Building a Creative Company Culture

Mark Angelo, CEO, Yorkville Advisors

Building a creative company culture will take thought and effort. Often, jobs by their nature, become mundane and creativity doesn’t usually expand in ongoing routine situations. Though, interesting, for short bursts of time, doing non-thinking tasks can open up the mind for further creative thoughts. Like everything else in life, it’s about finding the right balance.

As the leader though, you can impact the level of creativity happening in your team by cultivating the environment and culture in that vein. Here are some ideas that work for teams and individuals to encourage creative thinking.

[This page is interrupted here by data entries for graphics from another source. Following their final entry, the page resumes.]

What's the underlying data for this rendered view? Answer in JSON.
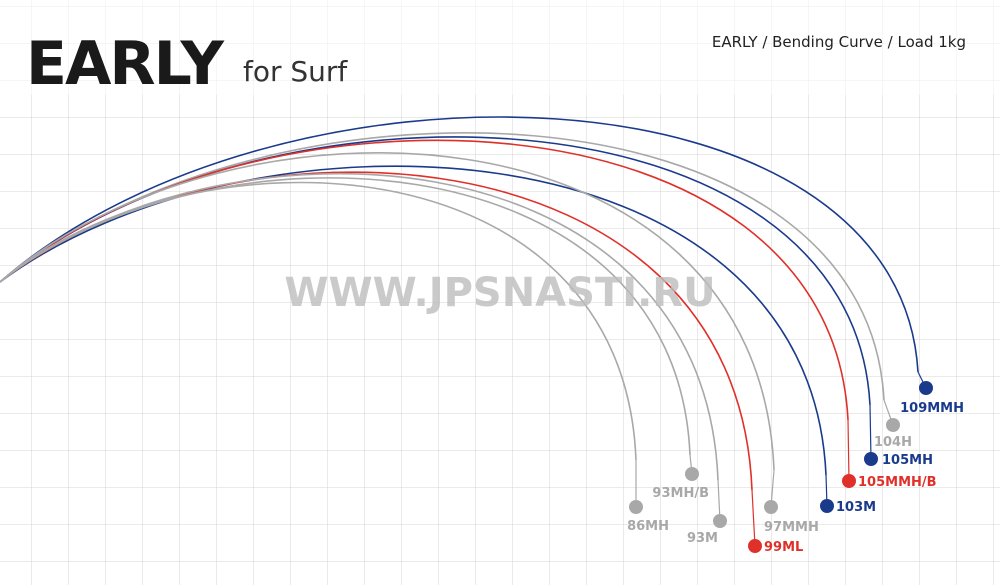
{
  "header": {
    "title": "EARLY",
    "subtitle": "for Surf",
    "caption": "EARLY / Bending Curve / Load 1kg"
  },
  "watermark": "WWW.JPSNASTI.RU",
  "curves": [
    {
      "label": "109MMH",
      "color": "#1a3a8c"
    },
    {
      "label": "104H",
      "color": "#a8a8a8"
    },
    {
      "label": "105MH",
      "color": "#1a3a8c"
    },
    {
      "label": "105MMH/B",
      "color": "#e0302a"
    },
    {
      "label": "103M",
      "color": "#1a3a8c"
    },
    {
      "label": "97MMH",
      "color": "#a8a8a8"
    },
    {
      "label": "99ML",
      "color": "#e0302a"
    },
    {
      "label": "93M",
      "color": "#a8a8a8"
    },
    {
      "label": "93MH/B",
      "color": "#a8a8a8"
    },
    {
      "label": "86MH",
      "color": "#a8a8a8"
    }
  ]
}
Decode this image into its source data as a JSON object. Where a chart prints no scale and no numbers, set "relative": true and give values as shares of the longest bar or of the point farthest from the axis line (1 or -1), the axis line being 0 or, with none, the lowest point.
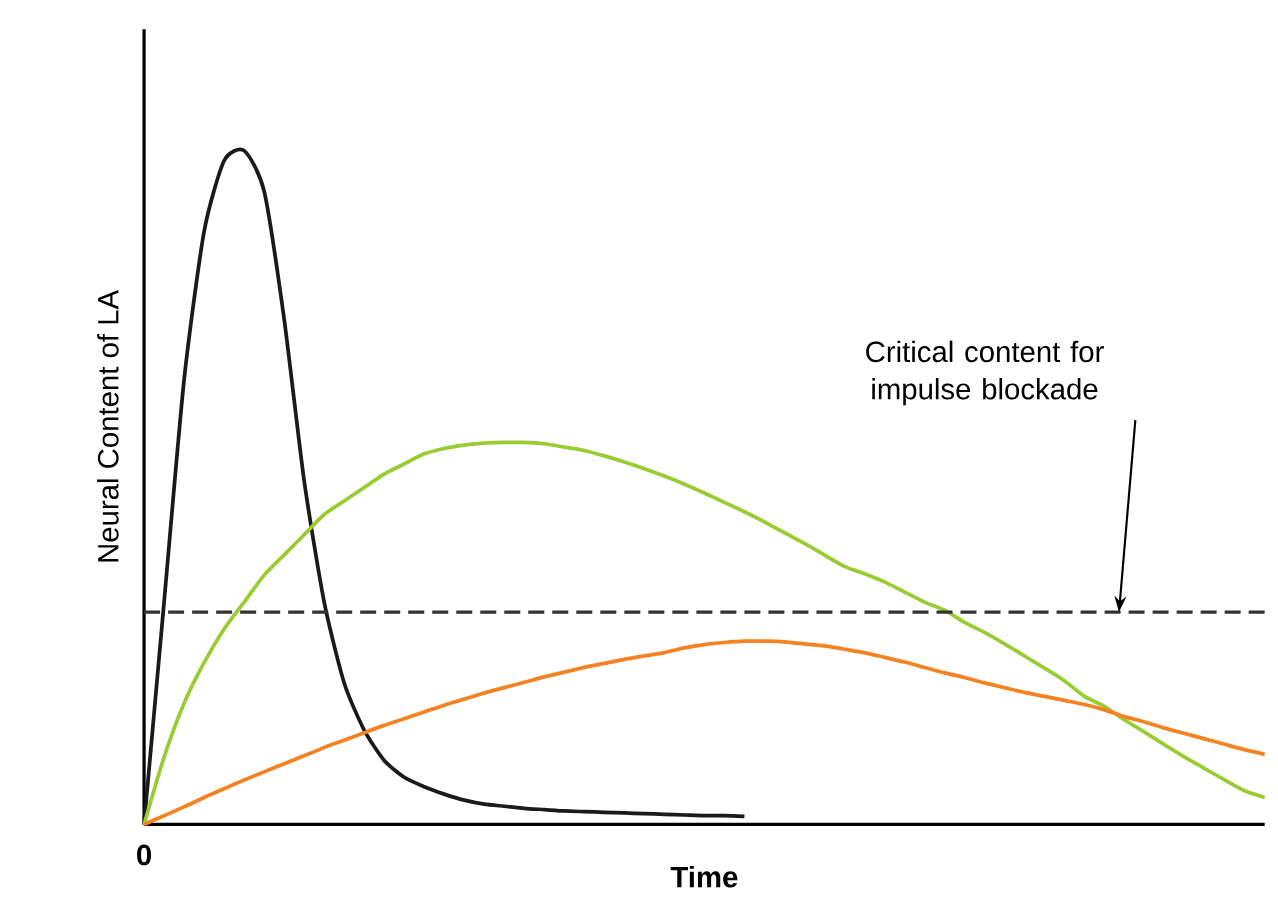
{
  "chart_data": {
    "type": "line",
    "relative": true,
    "xlabel": "Time",
    "ylabel": "Neural Content of LA",
    "tick_labels": false,
    "marker": "none",
    "annotations": [
      "0"
    ],
    "categories": [
      null,
      null,
      null,
      null,
      null,
      null,
      null,
      null,
      null,
      null,
      null,
      null,
      null,
      null,
      null,
      null,
      null,
      null,
      null,
      null,
      null,
      null,
      null,
      null,
      null,
      null,
      null,
      null,
      null,
      null,
      null,
      null,
      null,
      null,
      null,
      null,
      null,
      null,
      null,
      null,
      null,
      null,
      null,
      null,
      null,
      null,
      null,
      null,
      null,
      null,
      null,
      null,
      null,
      null,
      null,
      null,
      null
    ],
    "series": [
      {
        "color": "#1a1a1a",
        "line_style": "solid",
        "values": [
          0,
          0.33,
          0.66,
          0.88,
          0.985,
          1.0,
          0.94,
          0.75,
          0.51,
          0.33,
          0.21,
          0.14,
          0.095,
          0.07,
          0.056,
          0.045,
          0.036,
          0.03,
          0.027,
          0.024,
          0.022,
          0.02,
          0.019,
          0.018,
          0.017,
          0.016,
          0.015,
          0.014,
          0.013,
          0.013,
          0.012,
          null,
          null,
          null,
          null,
          null,
          null,
          null,
          null,
          null,
          null,
          null,
          null,
          null,
          null,
          null,
          null,
          null,
          null,
          null,
          null,
          null,
          null,
          null,
          null,
          null,
          null
        ]
      },
      {
        "color": "#99cc33",
        "line_style": "solid",
        "values": [
          0,
          0.1,
          0.18,
          0.24,
          0.29,
          0.33,
          0.37,
          0.4,
          0.43,
          0.46,
          0.48,
          0.5,
          0.52,
          0.535,
          0.55,
          0.558,
          0.563,
          0.566,
          0.567,
          0.567,
          0.565,
          0.56,
          0.555,
          0.547,
          0.538,
          0.528,
          0.517,
          0.505,
          0.492,
          0.478,
          0.464,
          0.449,
          0.433,
          0.417,
          0.4,
          0.383,
          0.372,
          0.36,
          0.345,
          0.33,
          0.318,
          0.3,
          0.285,
          0.268,
          0.25,
          0.232,
          0.213,
          0.19,
          0.175,
          0.155,
          0.137,
          0.118,
          0.1,
          0.083,
          0.066,
          0.05,
          0.04
        ]
      },
      {
        "color": "#f58220",
        "line_style": "solid",
        "values": [
          0,
          0.013,
          0.026,
          0.04,
          0.053,
          0.066,
          0.078,
          0.09,
          0.102,
          0.114,
          0.125,
          0.136,
          0.147,
          0.157,
          0.167,
          0.177,
          0.186,
          0.195,
          0.203,
          0.211,
          0.219,
          0.226,
          0.233,
          0.239,
          0.245,
          0.25,
          0.255,
          0.262,
          0.267,
          0.27,
          0.272,
          0.272,
          0.271,
          0.268,
          0.265,
          0.26,
          0.255,
          0.248,
          0.241,
          0.233,
          0.225,
          0.218,
          0.21,
          0.203,
          0.196,
          0.19,
          0.184,
          0.178,
          0.17,
          0.16,
          0.152,
          0.143,
          0.135,
          0.127,
          0.119,
          0.111,
          0.104
        ]
      }
    ],
    "ref_lines": [
      {
        "axis": "y",
        "value": 0.315,
        "label": "Critical content for impulse blockade",
        "color": "#333333",
        "line_style": "dashed"
      }
    ]
  }
}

Encourage employees to “decorate” their workspace with things that inspire them. Those with artistic tendencies should have sketch pads or writing notebooks to help. If you have music playing in the background, look into the need for certain types of music working well for different times of day. Mornings might work best with softer four-count music (waltz’s are four-count) music, where 3pm might be best with upbeat music to pull people out of the mid-day slow-down.

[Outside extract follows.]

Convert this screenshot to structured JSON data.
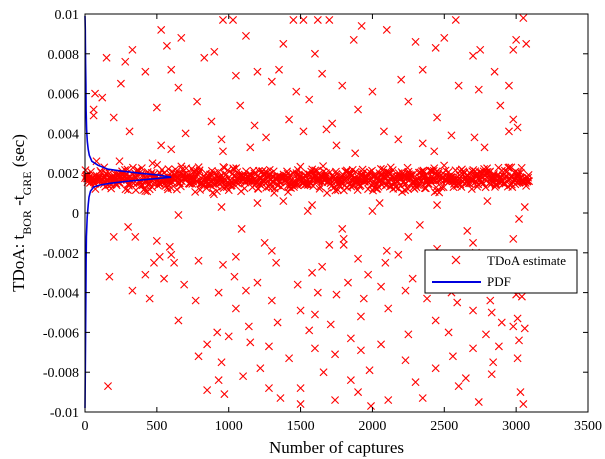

Build time into the day for people to talk, brainstorm, ask questions of each other, even if the conversation isn’t work-related, social interaction that encourages thinking beyond the norm should spark some creativity. So you might have question jars located strategically around the office – water cooler, kitchen space, even the restrooms. Or post a daily question for people to discuss when they are in conversation. If you choose the questions, make them upbeat, fun, and unusual.

Sponsor a quarterly event during lunchtime. Provide lunch, but beyond that, make the event about activity and connectivity between employees. You might have a football toss, etc. about the time of the Super Bowl, or set up for a picnic in the summer, with blankets on the floor, make your own ice cream, play some form of tag or other usual outdoor activity. You could also do an office version of Chopped – or try doing it with supplies other than food.

Set up a couple of walking groups for break times. Have them focus on seeing something beautiful rather than speeding through the walk. A shorter, slower walk can help people’s thoughts get free of the everyday and begin to look beyond that.

Another thing to try, when there is a mistake that happens in work, have people write it down. Once a month or so, have a mistake discussion … not to fix things necessarily, but to turn it into something fun. You might discuss all the things that could have happened in addition to make it really horrible, or replace a word in the brief description to make it sound positive, or even ask for the craziest suggestions people can think of to address the problem. This can open up creativity in several ways, but one of them is making sure that people know that making mistakes is not the end of the world.

One final suggestion is to have a set routine when things begin to get stressful in the workplace. Allow anyone there to loudly proclaim, “Three deep breaths on the count of ten, starting now, two, three, … ten.” Doing that through three deep breaths can refocus the setting and release some of that stress that’s getting in everyone’s way.